RumeliDE Dil ve Edebiyat Araştırmaları Dergisi, sa.47, ss.156-171, 2025 (Hakemli Dergi)
Kentler, insanların fiziksel ve sosyal gereksinimlerinin karşılandığı, tarihi, siyasi, sosyal, kültürel
geçmişin birikimini taşıyan çok boyutlu yaşam alanlarıdır. Kentler, çağlar boyunca değişime uğramış,
küreselleşme sürecinde hız kazanan konutlaşmayla birlikte, tüketim kültürüne yönelik yapıların bir
parçasına dönüşmüştür. Kentlerdeki bu değişim, sosyal ve kültürel ilişkilerin zayıfladığı, bilgi
alışverişinin hızlandığı, insanların birbirlerine ve kendilerine yabancılaştığı bir süreci beraberinde
getirmiştir. Bu çalışmada, çağdaş resim sanatında yabancılaşma olgusunun önemli bir göstergesi olan
kent-pencere imgesi ele alınmıştır. Pencere imgesi kent yaşamındaki iç mekânla, dış mekânı birbirine
bağlayan bir geçiş nesnesi konumunda olan ve duygu yoğunluğunu arttıran bir ışık kaynağıdır.
Çalışmanın amacı, yabancılaşma olgusu bağlamında çağdaş kent yaşamında betonlaşmanın parçası
olan, içinde yaşadığımız çağla özdeşleşen pencere imgesinin, çağdaş resim sanatındaki yerine,
önemine dikkat çekmek ve incelemektir. Çalışmada çağdaş resim sanatında yabancılaşmanın bir
göstergesi olarak kent yaşamındaki mimari yapılardaki pencere imgesini ele alan sanatçılar Marc
Chagall, Henri Matisse, Rene Magritte, Edward Hopper ve Nuri Kuzucan'ın yapıtları incelenmiştir.

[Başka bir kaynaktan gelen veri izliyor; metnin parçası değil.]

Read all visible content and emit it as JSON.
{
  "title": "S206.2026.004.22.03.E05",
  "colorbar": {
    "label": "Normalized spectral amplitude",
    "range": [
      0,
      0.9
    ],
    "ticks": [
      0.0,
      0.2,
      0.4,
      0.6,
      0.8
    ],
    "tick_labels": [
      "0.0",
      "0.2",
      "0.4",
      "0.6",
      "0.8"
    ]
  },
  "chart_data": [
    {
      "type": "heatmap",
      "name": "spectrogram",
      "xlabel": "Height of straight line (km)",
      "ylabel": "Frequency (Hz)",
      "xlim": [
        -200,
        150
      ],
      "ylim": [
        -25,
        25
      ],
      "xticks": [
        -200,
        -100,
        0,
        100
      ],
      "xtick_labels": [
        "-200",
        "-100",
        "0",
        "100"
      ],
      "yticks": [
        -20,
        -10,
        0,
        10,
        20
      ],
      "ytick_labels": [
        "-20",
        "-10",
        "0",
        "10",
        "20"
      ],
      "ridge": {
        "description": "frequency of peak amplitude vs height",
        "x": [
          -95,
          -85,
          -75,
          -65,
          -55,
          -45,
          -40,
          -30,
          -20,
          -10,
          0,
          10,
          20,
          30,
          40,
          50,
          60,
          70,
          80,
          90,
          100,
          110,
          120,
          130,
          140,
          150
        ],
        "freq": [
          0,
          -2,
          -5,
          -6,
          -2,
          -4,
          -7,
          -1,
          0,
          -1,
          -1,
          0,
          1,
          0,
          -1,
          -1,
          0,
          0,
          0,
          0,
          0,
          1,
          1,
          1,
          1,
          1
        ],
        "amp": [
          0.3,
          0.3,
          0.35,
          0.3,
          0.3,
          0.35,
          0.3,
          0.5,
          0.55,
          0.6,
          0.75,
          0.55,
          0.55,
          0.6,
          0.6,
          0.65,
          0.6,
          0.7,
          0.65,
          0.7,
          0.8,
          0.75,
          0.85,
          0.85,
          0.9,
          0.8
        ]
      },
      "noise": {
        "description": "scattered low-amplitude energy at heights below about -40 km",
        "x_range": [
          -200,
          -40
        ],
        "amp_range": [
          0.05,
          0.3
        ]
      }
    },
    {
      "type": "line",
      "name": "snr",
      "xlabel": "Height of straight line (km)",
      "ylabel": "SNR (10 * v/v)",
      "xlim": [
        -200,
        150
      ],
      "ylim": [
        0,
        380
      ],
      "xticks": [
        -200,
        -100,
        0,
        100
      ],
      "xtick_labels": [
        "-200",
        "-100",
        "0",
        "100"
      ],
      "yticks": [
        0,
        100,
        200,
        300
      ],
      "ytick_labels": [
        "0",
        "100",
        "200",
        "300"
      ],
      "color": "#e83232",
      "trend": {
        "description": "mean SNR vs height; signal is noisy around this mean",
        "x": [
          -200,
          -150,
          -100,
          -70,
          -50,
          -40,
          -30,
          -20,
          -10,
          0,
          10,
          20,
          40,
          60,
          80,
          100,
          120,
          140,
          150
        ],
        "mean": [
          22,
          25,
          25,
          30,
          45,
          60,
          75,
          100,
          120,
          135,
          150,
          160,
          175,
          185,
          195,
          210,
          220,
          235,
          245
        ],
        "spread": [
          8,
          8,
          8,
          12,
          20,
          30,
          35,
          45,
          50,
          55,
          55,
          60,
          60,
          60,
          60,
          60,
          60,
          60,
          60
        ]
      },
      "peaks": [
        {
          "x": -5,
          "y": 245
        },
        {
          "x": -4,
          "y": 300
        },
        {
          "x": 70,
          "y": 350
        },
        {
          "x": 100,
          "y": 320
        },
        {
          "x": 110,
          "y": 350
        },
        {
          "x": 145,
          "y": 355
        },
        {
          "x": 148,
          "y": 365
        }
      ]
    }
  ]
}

Bu yapıtlarda görüldüğü gibi pencere imgesi, sanayileşme ve teknolojinin gelişmesiyle birlikte,
insanın kendine yabancılaşmasının önemli bir parçası olmuştur. Sanatçıların yapıtlarında, kentleşme
hareketlerinin, çağdaş yaşamda değişim ve dönüşüme yol açtığı, doğal alanların giderek azaldığı, bina
cephelerinin ön planda olduğu kent dokusunda pencere imgesinin yabancılaşma olgusu bağlamında
en temel öğelerden biri olduğu düşünülmektedir.